A partir de 2026, o trabalho em feriados no comércio pode passar a seguir um novo conjunto de regras em todo o país, definido pela Portaria MTE nº 3.665/2023. A medida resgata a centralidade da negociação coletiva e impacta diretamente a rotina de lojas, supermercados, farmácias, shoppings e demais estabelecimentos varejistas, que precisarão se adaptar para evitar multas, ações judiciais e problemas na gestão de pessoal.
O que muda nos feriados do comércio a partir de 2026
Originalmente prevista para 2024 e adiada sucessivas vezes, a última prorrogação (Portaria nº 252/2026) fixou o novo prazo após o adiamento de março de 2026. O ponto é a exigência de convenção coletiva de trabalho para liberar a atuação em feriados nacionais, estaduais ou municipais. As empresas deixam de poder se apoiar apenas em leis municipais ou em acordos individuais com empregados para funcionar nessas datas.
Com a nova portaria, a autorização para abrir em feriado passa a depender, ao mesmo tempo, de acordo coletivo específico, respeito à legislação municipal e revisão de práticas internas. A norma também revoga a regra de 2021 que permitia funcionamento com base apenas em acordos individuais, considerada em choque com a legislação trabalhista vigente.

Como ficam domingos e feriados no comércio brasileiro
O regime de trabalho aos domingos permanece regulado pela Lei nº 10.101/2000 e pela CLT, sem mudanças diretas. No comércio em geral, a folga semanal deve coincidir com o domingo ao menos uma vez a cada três semanas para homens e, no caso das mulheres, pelo menos a cada 15 dias, conforme o artigo 386 da CLT.
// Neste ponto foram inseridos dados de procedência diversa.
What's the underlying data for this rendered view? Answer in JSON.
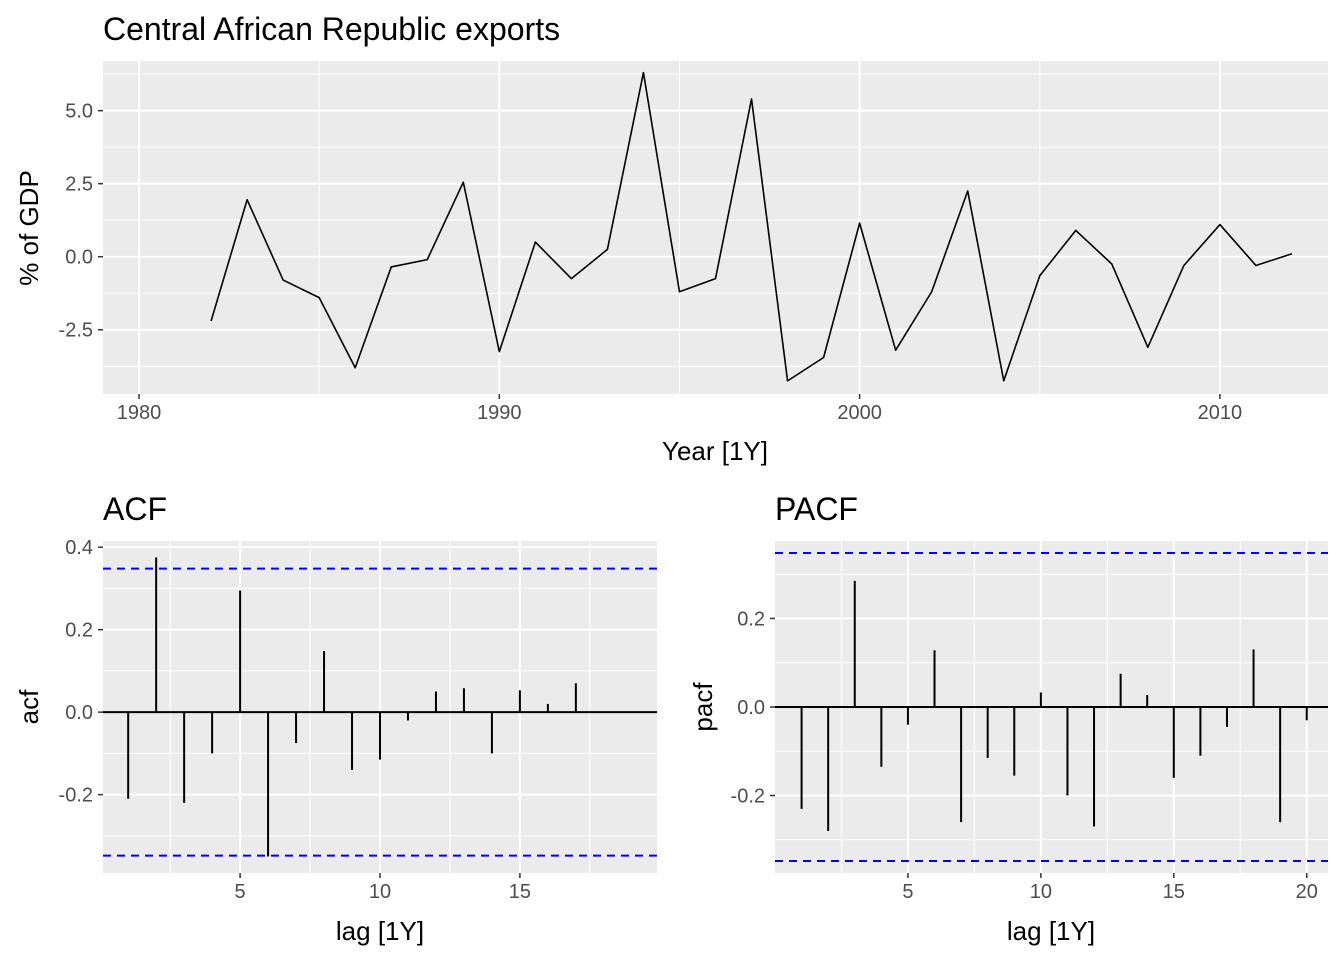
{
  "chart_data": [
    {
      "type": "line",
      "title": "Central African Republic exports",
      "xlabel": "Year [1Y]",
      "ylabel": "% of GDP",
      "xlim": [
        1979,
        2013
      ],
      "ylim": [
        -4.7,
        6.7
      ],
      "xticks": [
        1980,
        1990,
        2000,
        2010
      ],
      "xtick_labels": [
        "1980",
        "1990",
        "2000",
        "2010"
      ],
      "yticks": [
        -2.5,
        0,
        2.5,
        5
      ],
      "ytick_labels": [
        "-2.5",
        "0.0",
        "2.5",
        "5.0"
      ],
      "grid": true,
      "series_color": "#000000",
      "x": [
        1982,
        1983,
        1984,
        1985,
        1986,
        1987,
        1988,
        1989,
        1990,
        1991,
        1992,
        1993,
        1994,
        1995,
        1996,
        1997,
        1998,
        1999,
        2000,
        2001,
        2002,
        2003,
        2004,
        2005,
        2006,
        2007,
        2008,
        2009,
        2010,
        2011,
        2012
      ],
      "y": [
        -2.2,
        1.95,
        -0.8,
        -1.4,
        -3.8,
        -0.35,
        -0.1,
        2.55,
        -3.25,
        0.5,
        -0.75,
        0.25,
        6.3,
        -1.2,
        -0.75,
        5.4,
        -4.25,
        -3.45,
        1.15,
        -3.2,
        -1.2,
        2.25,
        -4.25,
        -0.65,
        0.9,
        -0.25,
        -3.1,
        -0.3,
        1.1,
        -0.3,
        0.1
      ]
    },
    {
      "type": "bar",
      "title": "ACF",
      "xlabel": "lag [1Y]",
      "ylabel": "acf",
      "xlim": [
        0.1,
        19.9
      ],
      "ylim": [
        -0.39,
        0.415
      ],
      "xticks": [
        5,
        10,
        15
      ],
      "xtick_labels": [
        "5",
        "10",
        "15"
      ],
      "yticks": [
        -0.2,
        0,
        0.2,
        0.4
      ],
      "ytick_labels": [
        "-0.2",
        "0.0",
        "0.2",
        "0.4"
      ],
      "confidence_bound": 0.348,
      "bound_color": "#0000ff",
      "grid": true,
      "lags": [
        1,
        2,
        3,
        4,
        5,
        6,
        7,
        8,
        9,
        10,
        11,
        12,
        13,
        14,
        15,
        16,
        17
      ],
      "values": [
        -0.21,
        0.375,
        -0.22,
        -0.1,
        0.295,
        -0.35,
        -0.075,
        0.148,
        -0.14,
        -0.115,
        -0.02,
        0.05,
        0.058,
        -0.1,
        0.053,
        0.02,
        0.07
      ]
    },
    {
      "type": "bar",
      "title": "PACF",
      "xlabel": "lag [1Y]",
      "ylabel": "pacf",
      "xlim": [
        0.0,
        20.8
      ],
      "ylim": [
        -0.375,
        0.375
      ],
      "xticks": [
        5,
        10,
        15,
        20
      ],
      "xtick_labels": [
        "5",
        "10",
        "15",
        "20"
      ],
      "yticks": [
        -0.2,
        0,
        0.2
      ],
      "ytick_labels": [
        "-0.2",
        "0.0",
        "0.2"
      ],
      "confidence_bound": 0.348,
      "bound_color": "#0000ff",
      "grid": true,
      "lags": [
        1,
        2,
        3,
        4,
        5,
        6,
        7,
        8,
        9,
        10,
        11,
        12,
        13,
        14,
        15,
        16,
        17,
        18,
        19,
        20
      ],
      "values": [
        -0.23,
        -0.28,
        0.285,
        -0.135,
        -0.04,
        0.128,
        -0.26,
        -0.115,
        -0.155,
        0.033,
        -0.2,
        -0.27,
        0.075,
        0.027,
        -0.16,
        -0.11,
        -0.045,
        0.13,
        -0.26,
        -0.03
      ]
    }
  ]
}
Já nos feriados, supermercados, farmácias, lojas de rua, shoppings, feiras livres e atacados com atendimento ao público passam a depender expressamente de autorização coletiva. Mesmo os segmentos considerados essenciais devem observar as regras de remuneração em dobro e compensação de jornada, sob pena de multas e ações para cobrança das horas em dobro.
Quais setores do comércio serão mais impactados
O impacto recai principalmente sobre o varejo, que concentra grande parte das operações em datas especiais, como supermercados, hipermercados, farmácias, lojas de departamento, centros comerciais e lojas de bairro. Atacadistas que atendem diretamente ao público também entram nesse grupo sensível às novas regras.
Além disso, a portaria prevê uma comissão bipartite com representantes de trabalhadores e empregadores, em número igual, para elaborar propostas consensuais sobre o trabalho em feriados. Com reuniões quinzenais e apoio técnico do Ministério do Trabalho, essa comissão deve orientar acordos em todo o país, especialmente em um calendário com muitos feriados em dias úteis até o fim de 2026.

Quais são as principais obrigações das empresas
Para se adequar às novas regras e reduzir riscos trabalhistas, as empresas precisam revisar rotinas internas e alinhar-se às normas coletivas da categoria. Isso passa por verificar autorizações, ajustar escalas e documentar claramente a jornada em domingos e feriados.
- Verificar a existência de convenção coletiva que trate do trabalho em feriados para a categoria econômica e profissional.
- Observar a legislação municipal sobre abertura em datas comemorativas, incluindo horários de funcionamento.
- Revisar contratos e escalas internas baseadas apenas em acordos individuais, adequando-as às novas exigências.
- Registrar formalmente escalas de domingos e feriados, com folgas compensatórias e adicionais quando cabíveis.
- Garantir comunicação transparente aos empregados sobre direitos, remuneração em dobro e descansos vinculados ao trabalho em feriados.
Como empresas e trabalhadores devem se preparar para 2026
Empresas precisam antecipar-se, analisando desde já suas convenções coletivas e iniciando negociações com sindicatos para definir claramente as condições de funcionamento em feriados a partir de 1º de julho de 2026. Planejamento de pessoal, custos de folha e horários de atendimento devem ser redesenhados com base nesses acordos, sob risco de autuações e passivos elevados.
Trabalhadores, por sua vez, devem conhecer em detalhes as cláusulas da convenção coletiva, principalmente sobre remuneração em feriados, critérios de escala e formas de compensação. O momento de ajustar contratos, políticas internas e comunicação é agora: não espere a fiscalização bater à porta ou uma ação trabalhista surgir para agir. Revise suas práticas imediatamente e envolva seu sindicato ou assessoria jurídica para garantir segurança, direitos preservados e continuidade saudável das operações comerciais.